Faut-il brûler Tintin, car jugé offensant pour les Amérindiens ? Une épuration littéraire pratiquée en 2019 dans les bibliothèques du Conseil scolaire catholique Providence, qui regroupe 30 écoles francophones dans tout le sud-ouest de l’Ontario, fait des vagues. Près de 5.000 livres jeunesse ont été détruits, estimant qu'ils véhiculaient des préjugés sur les peuples autochtones. Parmi ces ouvrages : Tintin en Amérique, Astérix et les Indiens, trois albums de Lucky Luke, mais aussi des romans, ou encore des encyclopédies.

Dans l'une des écoles, s'est même tenue "une cérémonie de purification par la flamme" afin de brûler une trentaine de livres bannis pour œuvrer à la "réconciliation", a révélé mardi 7 septembre Radio Canada. Les cendres ont servi comme engrais pour planter un arbre et ainsi "tourner du négatif en positif". Une vidéo destinée aux élèves expliquait la démarche : il s'agissait d'"enterrer les cendres du racisme, de la discrimination et les stéréotypes dans l'espoir de grandir dans un pays inclusif où tous pourront vivre en prospérité et en sécurité". 

Des cérémonies semblables devaient se tenir dans chacune des écoles, mais la pandémie les a reportées à plus tard. L’idée initiale de brûler tous les livres a aussi été écartée, par crainte de susciter un tollé chez les parents d’élèves et les enseignants. "Il s’agit d’un geste de réconciliation avec les Premières Nations, et un geste d’ouverture envers les autres communautés présentes dans l’école et notre société", a justifié, auprès de la radio nationale, Lyne Cossette, la porte-parole du Conseil scolaire, ajoutant que "les ouvrages retirés des bibliothèques avaient un contenu désuet et inapproprié".

"Pas fiables, paresseux, ivrognes, stupides"

L’auteure de la vidéo à destination des élèves est Suzy Kies, présentée comme une "gardienne du savoir" autochtone. Elle dénonce les personnages autochtones présentés dans les livres pour enfants comme "pas fiables, paresseux, ivrognes, stupides". 

Le Conseil scolaire reproche par exemple à la bande dessinée Tintin en Amérique, parue en 1932 - une des plus vendues de l’auteur dans le monde - un langage non acceptable (on retrouve notamment l'appellation "Peau-Rouge"), des informations erronées, une présentation négative des peuples autochtones et une représentation fautive des Autochtones dans les dessins. Le Temple du Soleil a aussi été retiré des rayons.

La sexualisation des femmes autochtones a également dérangé le Conseil scolaire catholique Providence. Suzi Kies déplore la sexualisation de l’Autochtone qui tombe amoureuse d'Obélix dans Astérix et les Indiens. "La jeune femme est représentée avec un décolleté plongeant et une minijupe", déplore-t-elle.

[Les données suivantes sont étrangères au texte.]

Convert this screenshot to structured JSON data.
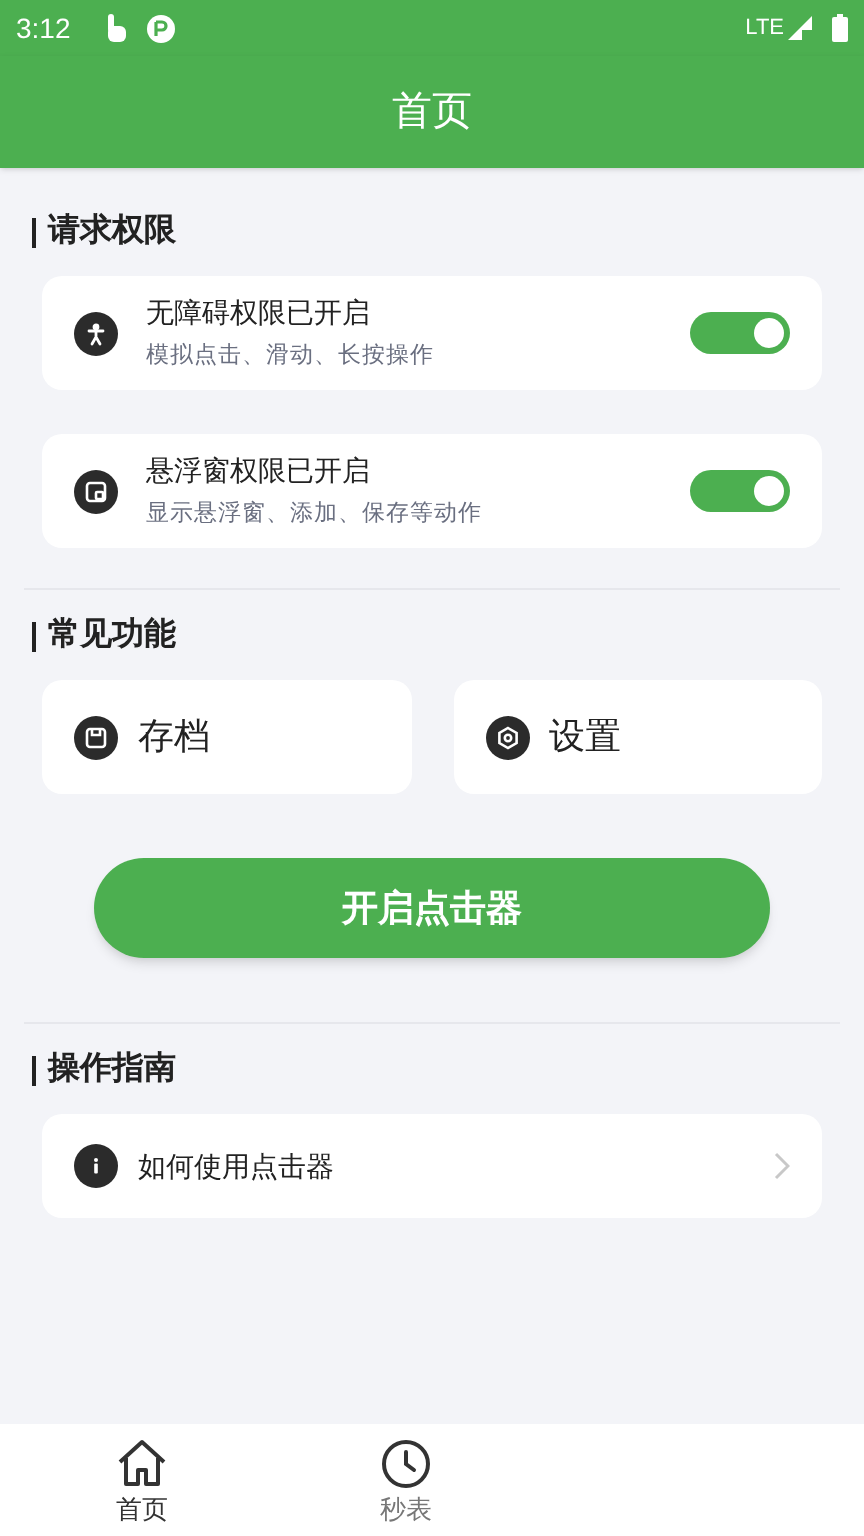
{
  "status_bar": {
    "time": "3:12",
    "network": "LTE"
  },
  "header": {
    "title": "首页"
  },
  "permissions": {
    "title": "请求权限",
    "items": [
      {
        "kind": "accessibility",
        "title": "无障碍权限已开启",
        "subtitle": "模拟点击、滑动、长按操作",
        "on": true
      },
      {
        "kind": "window",
        "title": "悬浮窗权限已开启",
        "subtitle": "显示悬浮窗、添加、保存等动作",
        "on": true
      }
    ]
  },
  "features": {
    "title": "常见功能",
    "items": [
      {
        "kind": "save",
        "label": "存档"
      },
      {
        "kind": "settings",
        "label": "设置"
      }
    ]
  },
  "start_button": "开启点击器",
  "guide": {
    "title": "操作指南",
    "items": [
      {
        "label": "如何使用点击器"
      }
    ]
  },
  "bottom_nav": [
    {
      "kind": "home",
      "label": "首页",
      "selected": true
    },
    {
      "kind": "clock",
      "label": "秒表",
      "selected": false
    }
  ]
}
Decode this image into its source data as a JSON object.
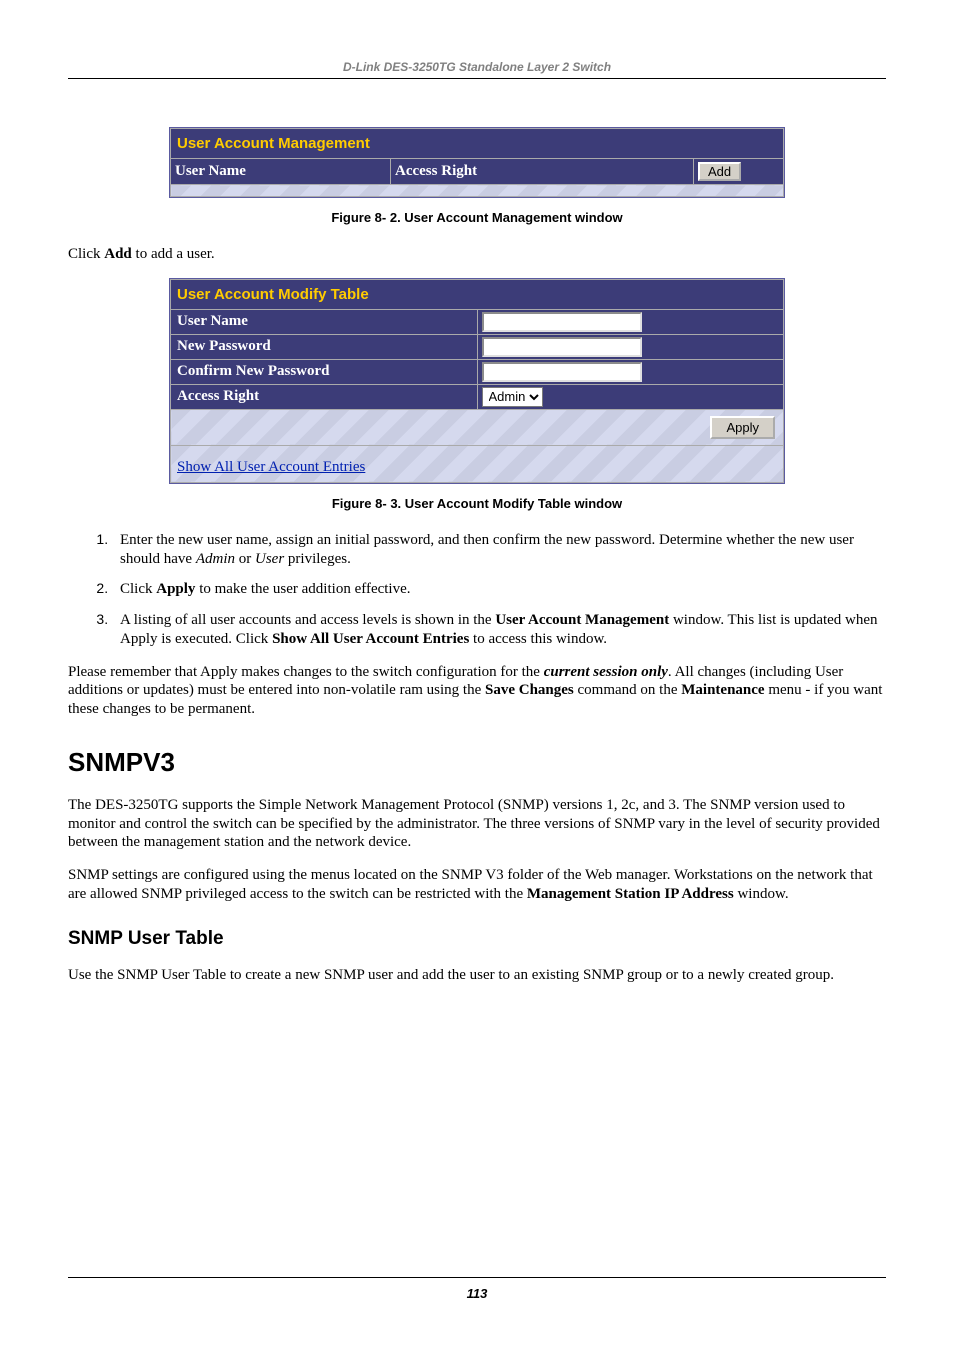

Condamnation de la classe politique

Aussitôt révélé, cet autodafé a été dénoncé par tous les partis politiques. Les chefs de file des principaux partis, actuellement en campagne pour les élections législatives du 20 septembre, sont ainsi montés au créneau. "Je ne suis jamais d'accord pour que l'on brûle les livres", a déclaré le Premier ministre Justin Trudeau qui a toutefois insisté sur l'importance de la réconciliation avec les Premières nations. 

Erin O'Toole a promis qu'un gouvernement conservateur s'engagerait en faveur de "la réconciliation". "Mais le chemin de la réconciliation n'implique pas de démolir le Canada. Je condamne fermement le brûlage de livres", a-t-il écrit sur Twitter. Le chef du Nouveau Parti démocratique (NPD, gauche) Jagmeet Singh a estimé de son côté que "l'approche dans l'enseignement" aux enfants "doit être changée".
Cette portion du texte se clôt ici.